At this stage the GP can log in, such as via the internet, to access their patient's graphs and MUR Care Plan results. The GP is preferably only able to view the graphs and MUR Care Plan results. The patients are also able to log in via the internet to view their own results.

The DHB's can log in to the system and view patient MUR questionnaire results under NHI and/or Patient Record Number. Automated DHB quarterly reports, per pharmacy, are available and pre-populated with details which may include reporting period, Claimant

Number (pharmacy), Patient Record Number, date enrolled, date of consult, NHI, ethnicity,

Knowledge, Perception, Adherence Score (taken from MUR questionnaire results), Key

Interventions undertaken (from Care Plan) and/or consult time (minutes). Pharmacies are preferably only able to view the reports.

An additional option is for Crystal Reports or the like to be available from a web database. The reports may be for demographics per DHB, PHO, GP, and/or pharmacy. For example, ethnicity vs. drug group adherence issues, monetary value of unused medicines, specific drug group causing adherence problems vs. monetary value etc.
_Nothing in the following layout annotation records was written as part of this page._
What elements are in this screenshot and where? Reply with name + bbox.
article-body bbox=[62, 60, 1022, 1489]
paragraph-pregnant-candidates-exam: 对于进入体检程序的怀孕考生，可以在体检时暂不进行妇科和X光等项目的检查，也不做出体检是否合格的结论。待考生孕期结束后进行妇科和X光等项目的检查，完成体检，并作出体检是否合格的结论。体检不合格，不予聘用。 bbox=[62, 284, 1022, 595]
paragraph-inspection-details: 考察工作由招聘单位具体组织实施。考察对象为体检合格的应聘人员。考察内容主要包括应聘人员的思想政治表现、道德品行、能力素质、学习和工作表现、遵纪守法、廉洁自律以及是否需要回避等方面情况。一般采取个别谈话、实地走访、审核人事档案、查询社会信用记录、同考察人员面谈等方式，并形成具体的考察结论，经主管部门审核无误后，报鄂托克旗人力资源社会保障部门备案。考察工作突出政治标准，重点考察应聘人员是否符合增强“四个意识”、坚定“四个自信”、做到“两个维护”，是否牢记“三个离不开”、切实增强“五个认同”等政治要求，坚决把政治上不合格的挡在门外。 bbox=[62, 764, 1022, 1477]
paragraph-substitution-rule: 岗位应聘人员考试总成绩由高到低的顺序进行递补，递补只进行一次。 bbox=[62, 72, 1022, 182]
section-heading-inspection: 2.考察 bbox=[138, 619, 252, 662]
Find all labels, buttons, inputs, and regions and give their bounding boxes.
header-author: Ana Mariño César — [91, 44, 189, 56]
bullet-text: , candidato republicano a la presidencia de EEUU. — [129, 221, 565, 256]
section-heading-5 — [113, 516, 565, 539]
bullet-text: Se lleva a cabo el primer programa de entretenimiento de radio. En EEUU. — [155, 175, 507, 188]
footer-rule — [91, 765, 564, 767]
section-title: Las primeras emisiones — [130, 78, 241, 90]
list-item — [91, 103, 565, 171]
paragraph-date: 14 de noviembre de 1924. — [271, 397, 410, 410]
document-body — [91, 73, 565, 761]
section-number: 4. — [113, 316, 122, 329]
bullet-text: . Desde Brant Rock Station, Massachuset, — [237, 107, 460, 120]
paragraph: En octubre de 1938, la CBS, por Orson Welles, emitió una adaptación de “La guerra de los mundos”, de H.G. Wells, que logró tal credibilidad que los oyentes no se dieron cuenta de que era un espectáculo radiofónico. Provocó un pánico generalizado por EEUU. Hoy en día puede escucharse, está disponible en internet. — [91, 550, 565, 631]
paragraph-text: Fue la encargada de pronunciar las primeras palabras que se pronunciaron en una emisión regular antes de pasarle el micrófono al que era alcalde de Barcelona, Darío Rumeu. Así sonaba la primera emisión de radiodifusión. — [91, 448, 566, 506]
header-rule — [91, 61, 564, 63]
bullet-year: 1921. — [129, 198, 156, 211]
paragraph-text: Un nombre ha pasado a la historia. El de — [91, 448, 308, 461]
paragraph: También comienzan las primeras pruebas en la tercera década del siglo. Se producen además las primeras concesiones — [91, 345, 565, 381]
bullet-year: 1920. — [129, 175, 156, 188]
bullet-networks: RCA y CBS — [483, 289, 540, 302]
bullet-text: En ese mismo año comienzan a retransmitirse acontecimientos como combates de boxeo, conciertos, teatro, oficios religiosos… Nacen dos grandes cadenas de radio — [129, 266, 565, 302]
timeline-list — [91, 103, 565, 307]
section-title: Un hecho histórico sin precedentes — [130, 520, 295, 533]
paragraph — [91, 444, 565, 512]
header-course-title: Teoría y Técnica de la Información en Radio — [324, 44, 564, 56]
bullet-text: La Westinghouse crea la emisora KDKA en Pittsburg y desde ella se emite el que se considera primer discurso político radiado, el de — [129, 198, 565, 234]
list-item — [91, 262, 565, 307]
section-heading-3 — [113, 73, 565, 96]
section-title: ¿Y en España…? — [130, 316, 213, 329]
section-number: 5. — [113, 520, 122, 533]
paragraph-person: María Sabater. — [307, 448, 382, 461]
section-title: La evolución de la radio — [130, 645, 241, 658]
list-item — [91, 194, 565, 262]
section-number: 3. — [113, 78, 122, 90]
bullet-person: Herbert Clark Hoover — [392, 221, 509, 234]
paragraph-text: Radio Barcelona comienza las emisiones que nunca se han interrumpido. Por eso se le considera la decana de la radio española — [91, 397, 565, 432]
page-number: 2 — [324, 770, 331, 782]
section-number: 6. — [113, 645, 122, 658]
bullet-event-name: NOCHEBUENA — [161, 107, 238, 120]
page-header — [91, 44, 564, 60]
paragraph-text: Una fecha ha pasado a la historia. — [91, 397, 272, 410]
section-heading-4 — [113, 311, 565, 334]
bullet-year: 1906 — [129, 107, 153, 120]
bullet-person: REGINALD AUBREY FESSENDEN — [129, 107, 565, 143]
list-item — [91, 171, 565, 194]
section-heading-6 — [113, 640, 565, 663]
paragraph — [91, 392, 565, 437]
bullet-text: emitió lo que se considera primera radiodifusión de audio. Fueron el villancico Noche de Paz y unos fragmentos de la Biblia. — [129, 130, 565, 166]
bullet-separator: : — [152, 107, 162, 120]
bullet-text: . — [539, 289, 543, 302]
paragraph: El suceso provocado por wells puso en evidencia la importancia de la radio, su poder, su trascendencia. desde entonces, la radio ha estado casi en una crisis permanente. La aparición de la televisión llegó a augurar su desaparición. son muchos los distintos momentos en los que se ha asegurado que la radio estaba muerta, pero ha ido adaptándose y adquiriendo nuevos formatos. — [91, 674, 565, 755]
Where in the foregoing description reference has been made to specific components or integers of the invention having known equivalents, then such equivalents are herein incorporated as individually set forth.

It should be noted that various changes and modifications to the presently preferred embodiments described herein will be apparent to those skilled in the art. Such changes and modifications may be made without departing from the spirit and scope of the invention and without diminishing its attendant advantages. It is therefore intended that such changes and modifications be included within the present invention.